While the Nobel Prize in Literature does not explicitly aim to single out the most influential writers of a given generation (per Alfred Nobel, its purpose is to reward “the most outstanding work in an ideal direction”), that it should do so seems inevitable. The most outstanding work, after all, frequently proves to be the most read and most imitated. And indeed, that the Nobel sometimes helps to define the chain of literary influence from one era to the next can be one of the most gratifying things about the list. It is by this metric that Luigi Pirandello, the masterful Italian playwright, can be considered one of the most intriguing Nobel laureates, with his writing directly and obviously influencing at least three other future Nobel winners: Samuel Beckett, Albert Camus, and Harold Pinter.
Pirandello was born, lived, and wrote in Italy, moving between Palermo, Rome, and elsewhere over the course of his life. His father pushed him in the direction of a technical education, but Pirandello—obsessed from a young age with Italian folklore—could not be kept away from the study of literature. He eventually abandoned the sulfur mines of his father and earned a doctorate in Romance Philology. His personal life had an air of the Realism and Naturalism that pervaded the theater of the previous century. His relationship with his father was deeply strained, he broke an engagement with his cousin and married Antonietta Portulano who would eventually grow mentally unstable leading to her institutionalization, and by some accounts, he was saved from suicide only by his dedication to the theater. What ultimately separated him, then, from writers like Henrik Ibsen and August Strindberg was that where they reexamined the role of everyday tragic events in the theater, Pirandello was a student of the theatrical logic that governed day-to-day life.

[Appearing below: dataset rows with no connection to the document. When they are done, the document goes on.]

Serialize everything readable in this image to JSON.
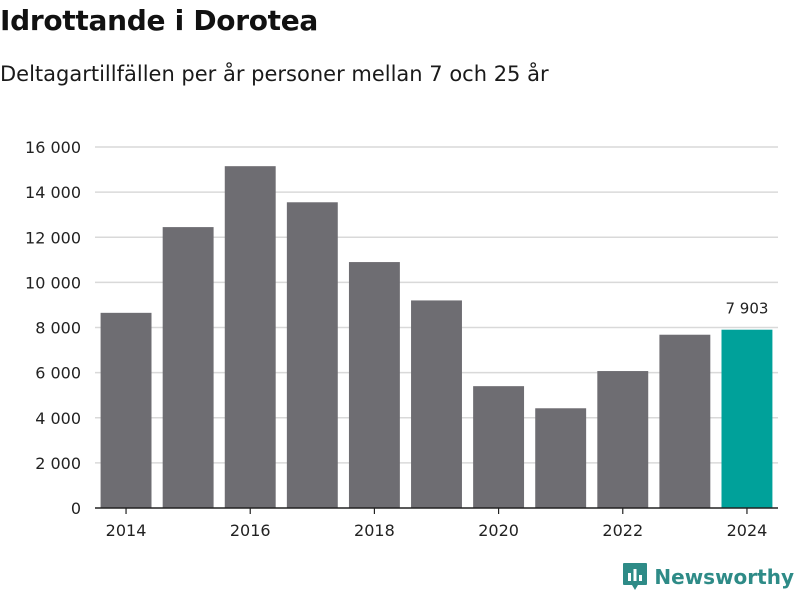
{
  "colors": {
    "bar": "#6e6d72",
    "highlight": "#00a19a",
    "grid": "#d9d9d9",
    "axis": "#222222",
    "brand": "#2e8b87"
  },
  "brand": {
    "name": "Newsworthy"
  },
  "chart_data": {
    "type": "bar",
    "title": "Idrottande i Dorotea",
    "subtitle": "Deltagartillfällen per år personer mellan 7 och 25 år",
    "categories": [
      "2014",
      "2015",
      "2016",
      "2017",
      "2018",
      "2019",
      "2020",
      "2021",
      "2022",
      "2023",
      "2024"
    ],
    "values": [
      8650,
      12450,
      15150,
      13550,
      10900,
      9200,
      5400,
      4420,
      6070,
      7680,
      7903
    ],
    "highlight_index": 10,
    "data_labels": [
      {
        "index": 10,
        "text": "7 903"
      }
    ],
    "x_tick_labels": [
      "2014",
      "2016",
      "2018",
      "2020",
      "2022",
      "2024"
    ],
    "y_ticks": [
      0,
      2000,
      4000,
      6000,
      8000,
      10000,
      12000,
      14000,
      16000
    ],
    "y_tick_labels": [
      "0",
      "2 000",
      "4 000",
      "6 000",
      "8 000",
      "10 000",
      "12 000",
      "14 000",
      "16 000"
    ],
    "ylim": [
      0,
      16000
    ],
    "xlabel": "",
    "ylabel": "",
    "grid": true
  }
}
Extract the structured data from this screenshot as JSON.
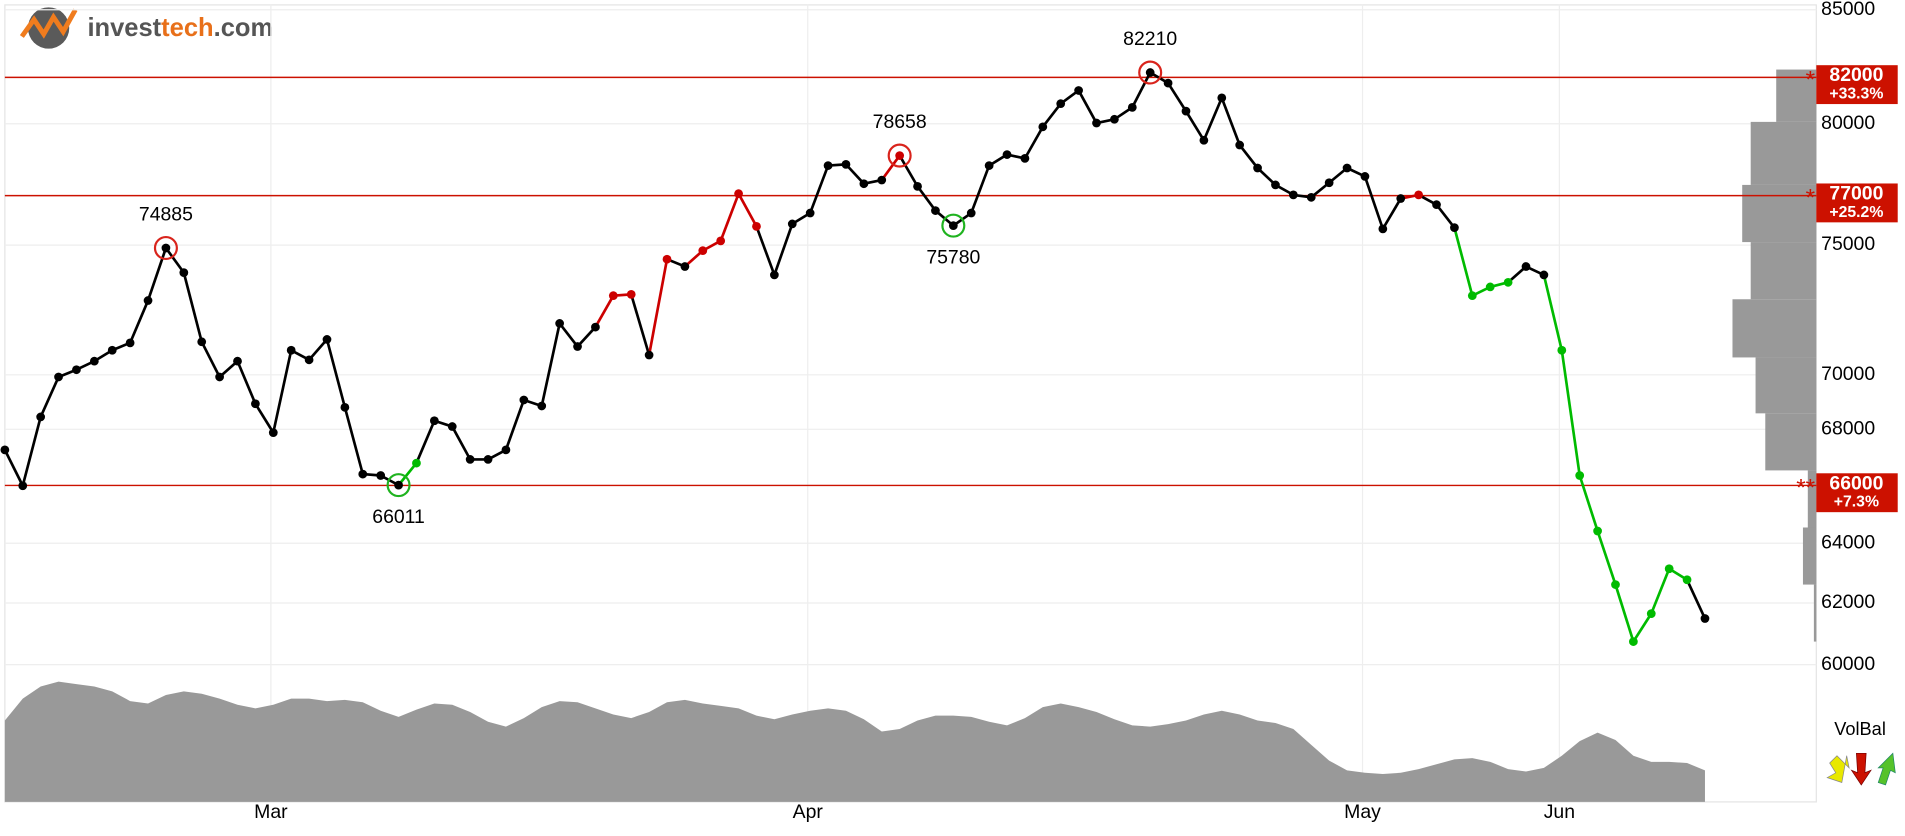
{
  "logo": {
    "parts": [
      "invest",
      "tech",
      ".com"
    ]
  },
  "chart_data": {
    "type": "line",
    "y_scale": "log",
    "ylim": [
      60000,
      85000
    ],
    "yticks": [
      60000,
      62000,
      64000,
      66000,
      68000,
      70000,
      75000,
      80000,
      85000
    ],
    "grid": true,
    "categories": [
      null,
      null,
      null,
      null,
      null,
      null,
      null,
      null,
      null,
      null,
      null,
      null,
      null,
      null,
      null,
      "Mar",
      null,
      null,
      null,
      null,
      null,
      null,
      null,
      null,
      null,
      null,
      null,
      null,
      null,
      null,
      null,
      null,
      null,
      null,
      null,
      null,
      null,
      null,
      null,
      null,
      null,
      null,
      null,
      null,
      null,
      "Apr",
      null,
      null,
      null,
      null,
      null,
      null,
      null,
      null,
      null,
      null,
      null,
      null,
      null,
      null,
      null,
      null,
      null,
      null,
      null,
      null,
      null,
      null,
      null,
      null,
      null,
      null,
      null,
      null,
      null,
      null,
      "May",
      null,
      null,
      null,
      null,
      null,
      null,
      null,
      null,
      null,
      null,
      "Jun",
      null,
      null,
      null,
      null,
      null,
      null,
      null,
      null
    ],
    "series": [
      {
        "values": [
          67260,
          65990,
          68450,
          69920,
          70190,
          70510,
          70920,
          71200,
          72820,
          74885,
          73910,
          71240,
          69920,
          70510,
          68930,
          67880,
          70920,
          70560,
          71330,
          68800,
          66400,
          66350,
          66011,
          66790,
          68310,
          68100,
          66920,
          66920,
          67260,
          69070,
          68850,
          71940,
          71060,
          71800,
          73010,
          73060,
          70740,
          74440,
          74150,
          74780,
          75170,
          77080,
          75750,
          73820,
          75850,
          76290,
          78240,
          78290,
          77490,
          77640,
          78658,
          77380,
          76390,
          75780,
          76290,
          78240,
          78700,
          78540,
          79870,
          80860,
          81430,
          80030,
          80190,
          80700,
          82210,
          81750,
          80540,
          79300,
          81110,
          79100,
          78140,
          77440,
          77030,
          76930,
          77530,
          78140,
          77790,
          75650,
          76880,
          77030,
          76630,
          75700,
          73010,
          73350,
          73530,
          74150,
          73820,
          70920,
          66350,
          64420,
          62610,
          60740,
          61650,
          63140,
          62770,
          61490
        ],
        "colors": [
          "#000000",
          "#000000",
          "#000000",
          "#000000",
          "#000000",
          "#000000",
          "#000000",
          "#000000",
          "#000000",
          "#000000",
          "#000000",
          "#000000",
          "#000000",
          "#000000",
          "#000000",
          "#000000",
          "#000000",
          "#000000",
          "#000000",
          "#000000",
          "#000000",
          "#000000",
          "#000000",
          "#00bb00",
          "#000000",
          "#000000",
          "#000000",
          "#000000",
          "#000000",
          "#000000",
          "#000000",
          "#000000",
          "#000000",
          "#000000",
          "#cc0000",
          "#cc0000",
          "#000000",
          "#cc0000",
          "#000000",
          "#cc0000",
          "#cc0000",
          "#cc0000",
          "#cc0000",
          "#000000",
          "#000000",
          "#000000",
          "#000000",
          "#000000",
          "#000000",
          "#000000",
          "#cc0000",
          "#000000",
          "#000000",
          "#000000",
          "#000000",
          "#000000",
          "#000000",
          "#000000",
          "#000000",
          "#000000",
          "#000000",
          "#000000",
          "#000000",
          "#000000",
          "#000000",
          "#000000",
          "#000000",
          "#000000",
          "#000000",
          "#000000",
          "#000000",
          "#000000",
          "#000000",
          "#000000",
          "#000000",
          "#000000",
          "#000000",
          "#000000",
          "#000000",
          "#cc0000",
          "#000000",
          "#000000",
          "#00bb00",
          "#00bb00",
          "#00bb00",
          "#000000",
          "#000000",
          "#00bb00",
          "#00bb00",
          "#00bb00",
          "#00bb00",
          "#00bb00",
          "#00bb00",
          "#00bb00",
          "#00bb00",
          "#000000"
        ]
      }
    ],
    "annotations": [
      {
        "index": 9,
        "color": "#d9241c"
      },
      {
        "index": 22,
        "color": "#1fb31f"
      },
      {
        "index": 50,
        "color": "#d9241c"
      },
      {
        "index": 53,
        "color": "#1fb31f"
      },
      {
        "index": 64,
        "color": "#d9241c"
      }
    ],
    "levels": [
      {
        "value": 82000,
        "change": "+33.3%",
        "marker": "*",
        "color": "#cc1100"
      },
      {
        "value": 77000,
        "change": "+25.2%",
        "marker": "*",
        "color": "#cc1100"
      },
      {
        "value": 66000,
        "change": "+7.3%",
        "marker": "**",
        "color": "#cc1100"
      }
    ],
    "volume": {
      "color": "#999999",
      "ylim": [
        0,
        113
      ],
      "values": [
        67,
        85,
        95,
        99,
        97,
        95,
        91,
        83,
        81,
        88,
        91,
        89,
        85,
        80,
        77,
        80,
        85,
        85,
        83,
        84,
        82,
        75,
        70,
        76,
        81,
        80,
        74,
        66,
        62,
        69,
        78,
        83,
        82,
        77,
        72,
        69,
        74,
        82,
        84,
        81,
        79,
        77,
        71,
        68,
        72,
        75,
        77,
        75,
        68,
        58,
        60,
        67,
        71,
        71,
        70,
        66,
        63,
        69,
        78,
        81,
        78,
        74,
        68,
        63,
        62,
        64,
        67,
        72,
        75,
        72,
        67,
        65,
        60,
        47,
        34,
        26,
        24,
        23,
        24,
        27,
        31,
        35,
        36,
        33,
        27,
        25,
        28,
        38,
        50,
        57,
        51,
        38,
        33,
        33,
        32,
        26
      ]
    },
    "volume_profile": {
      "color": "#999999",
      "xlim": [
        0,
        100
      ],
      "bins": [
        82340,
        80080,
        77440,
        75120,
        72870,
        70650,
        68580,
        66530,
        64540,
        62610,
        60740
      ],
      "values": [
        33,
        54,
        61,
        54,
        69,
        50,
        42,
        7,
        11,
        2
      ]
    },
    "legend": {
      "title": "VolBal"
    }
  }
}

In some ways, the pervasive idea that came to define the great dramatist’s plays was the notion, as Nobel spokesperson Per Hallström elaborates, of the “illusory nature of the personality.” While the idea was not new even in his day (Shakespeare himself notes that “all the world’s a stage” centuries earlier), in Pirandello’s deft hands the idea practically becomes its own aesthetic. Perhaps his most famous work, Six Characters in Search of an Author (1921), doesn’t just break the fourth wall—it shatters it and hides little pieces of it all around the theater. By depicting a theater rehearsal interrupted by the eponymous ‘characters in search of an author’, Pirandello troubles the relationship between performance and real life. When, at the play’s end, we find the director wondering seriously whether the various 'characters’' deaths have been in earnest or part of the performance, we can’t help but notice the way that crucial question applies to every moment of day-to-day life.
To chart the play’s running time, then, is to measure the span of time in which the Theatre of the Absurd (a tradition that dwells on existentialism and anxiety over the implications of a universe without meaning) was born. In this way, we can trace a line straight from Pirandello to three other Nobel Prize-winning playwrights: Albert Camus, Samuel Beckett, and Harold Pinter, each of whom would, in his own way take up the absurdist mantle. Where Beckett focused on the breakdown of rational communication and Pinter focused on the irrationality of human behavior, Camus worked in an explicitly philosophical mode, tackling the paradoxes of human existence. In this way, we can see how Pirandello’s success gave rise to not one but (at least) four Nobel Prizes, giving us a blueprint in the process for tracing literary influence through the 20th Century and beyond. That we can do so reveals one of the sometimes forgotten joys that come with studying this list of esteemed writers.